Ce même dimanche 7 août il y avait aussi une cinquantaine de participants sur les 42 km entre Quimperlé et Lorient.

Dans
les Pyrénées le parcours était le suivant :

Départ place d’Armes à Bayonne ; Ustaritz (13 km), Cambo (20 km), Espelette (24 km), St Pée (33 km), Sare (40 km), Ascain (47 km), Olhette (53 km), Béhobie (59 km), Hendaye (62 km), Urrugne (68 km), St Jean-de-Luz (74 km), Guéthary (81 km), Bidard (87 km), Biarritz (91 km), Anglet et Bayonne, soit 100 km.

Cette épreuve était réservée aux Français, inscription 2 francs qui seront remboursés à tous les coureurs arrivés à Bayonne, gratuit pour les militaires.

Au 1er : une médaille d’or offerte par le Petit Journal, une montre et une chaîne en nickel, et 500 francs en espèces.

2e :
une médaille d’argent et 200 francs

3e :
une médaille de bronze et 100 francs

4e :
médaile de bronze et 75 francs

5e et
6e : médaille de bronze et 50 francs

7e et
8e : 50 francs

9e au
12e : 25 francs

13e au 20e : 20 francs

Au
concurrent le plus âgé ayant terminé ; une médaille d’argent
offerte par le conseil d’administration de la Société
Nautique de Bayonne
.

Au
plus jeune classé ; une médaille d’argent offerte par la
Société de Tir Bayonne-Dax-Mauléon.

Au
premier militaire ; une médaille d’argent offerte par la
Société les Vélites Bayonnais.

Au
premier militaire réserviste : une médaille d’argent offerte
par par la Société d’escrime Bayonne-Biarritz

Au
premier coureur de l’armée territoriale ; une médaille
d’argent offerte par la Société de Voile de Bayonne.

Au
premier Bayonnais ; un collet-pélerine, molleton bleu
imperméable offert par Barrère frères.

Ces prix spéciaux sont cumulables avec les prix en espèces.

Le départ est donné le samedi 6 août à 19h30 aux 160 coureurs, parmi eux des Basques coiffés de leur béret et armés de leur bâton, des coureurs revêtus de costumes les plus dissemblables, et les inévitables hommes- vapeur, éclair, etc…costumés en rouge, en vert, avec des fouets à la main et des grelots à la ceinture.

Le
public venu en nombre à Bayonne souhaitait voir un Basque vainqueur.
Les hommes de la région avaient la réputation d’être des coureurs
endurants.

« 
Les premieres références aux coureurs basques datent du début du
16e siècle.

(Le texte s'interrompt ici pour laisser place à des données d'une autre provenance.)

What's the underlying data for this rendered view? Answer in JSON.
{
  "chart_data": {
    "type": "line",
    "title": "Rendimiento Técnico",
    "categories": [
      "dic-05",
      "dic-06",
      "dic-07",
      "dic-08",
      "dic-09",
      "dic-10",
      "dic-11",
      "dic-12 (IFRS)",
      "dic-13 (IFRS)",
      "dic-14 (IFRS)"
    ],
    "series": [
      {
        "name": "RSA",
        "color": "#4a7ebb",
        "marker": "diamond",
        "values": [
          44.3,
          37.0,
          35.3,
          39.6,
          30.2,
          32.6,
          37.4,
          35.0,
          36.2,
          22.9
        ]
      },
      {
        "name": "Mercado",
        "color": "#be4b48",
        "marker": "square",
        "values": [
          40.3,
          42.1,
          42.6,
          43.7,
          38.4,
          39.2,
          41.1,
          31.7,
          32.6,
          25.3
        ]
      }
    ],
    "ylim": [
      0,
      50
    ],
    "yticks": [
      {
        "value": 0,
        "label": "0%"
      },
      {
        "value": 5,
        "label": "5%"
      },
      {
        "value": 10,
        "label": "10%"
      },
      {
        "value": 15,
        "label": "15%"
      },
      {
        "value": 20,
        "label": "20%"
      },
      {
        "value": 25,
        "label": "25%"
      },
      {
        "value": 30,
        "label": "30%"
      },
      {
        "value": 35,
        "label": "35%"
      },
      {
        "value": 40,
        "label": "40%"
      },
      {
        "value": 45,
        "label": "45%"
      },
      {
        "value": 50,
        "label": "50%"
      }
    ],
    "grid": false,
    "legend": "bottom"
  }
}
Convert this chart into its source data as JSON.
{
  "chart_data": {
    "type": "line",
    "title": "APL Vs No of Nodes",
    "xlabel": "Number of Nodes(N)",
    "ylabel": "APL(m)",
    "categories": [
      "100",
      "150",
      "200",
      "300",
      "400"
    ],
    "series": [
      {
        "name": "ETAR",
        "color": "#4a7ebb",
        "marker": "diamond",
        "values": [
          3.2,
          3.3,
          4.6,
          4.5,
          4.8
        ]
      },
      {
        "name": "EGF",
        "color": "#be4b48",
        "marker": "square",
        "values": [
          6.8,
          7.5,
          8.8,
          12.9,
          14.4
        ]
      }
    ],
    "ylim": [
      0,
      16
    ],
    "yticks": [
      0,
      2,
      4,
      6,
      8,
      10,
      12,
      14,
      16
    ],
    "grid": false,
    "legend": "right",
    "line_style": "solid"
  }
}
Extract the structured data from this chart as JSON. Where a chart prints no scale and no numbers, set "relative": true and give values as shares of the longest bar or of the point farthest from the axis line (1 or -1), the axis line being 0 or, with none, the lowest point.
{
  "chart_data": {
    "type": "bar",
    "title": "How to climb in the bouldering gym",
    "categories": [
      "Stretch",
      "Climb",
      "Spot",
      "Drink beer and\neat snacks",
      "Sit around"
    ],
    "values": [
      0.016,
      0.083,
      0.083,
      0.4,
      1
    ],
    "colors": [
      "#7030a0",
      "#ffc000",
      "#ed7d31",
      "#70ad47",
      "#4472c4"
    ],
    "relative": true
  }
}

A cette époque, en Angleterre, en France et sans doute
en Espagne, il était commun pour les aristocrates d’employer des
coureurs à pied pour porter les messages ou pour courir à côté de
leurs calèches. En France ce rôle était tenu habituellement par
des coureurs basques, ce qui a donné naissance au proverbe « 
courir comme un Basque » (courir vite et longtemps)…

Dans
Rabelais, Grand Gousier envoie : « le Basque, son laquais,
rapidement à la recherche de Gargantua » (fils de Grand Gousier)…

Selon
un auteur de la fin du 16e siècle «  on trouve dans la région
du Béarn, des laquais qui sont les meilleurs coureurs que l’on
puisse trouver  »…

En
1566, un laquais du vicomte François-Armand de Polignac a couru du
Puys à Paris aller et retour, environ 800 km en sept jours et
demi….

Ce
n’est peut-être pas une coïncidence si à Reims en 1592, pendant le
règne de Henri IV, roi de France originaire du Béarn, s’est
déroulée une des premières courses à pied dont la distance était
de 82 km…. »

L’ultra-endurance au
Pays Basque par Andy Milroy, traduction Steve Sulaski

A
Bayonne c’était donc le premier 100 km sur route, cependant lors du
récent Paris-Belfort, Jules Butelet était passé le premier au
100e km en 12 h 30 min, cette performance dûment enregistrée
constituait alors le meilleur chrono français sur 100 km.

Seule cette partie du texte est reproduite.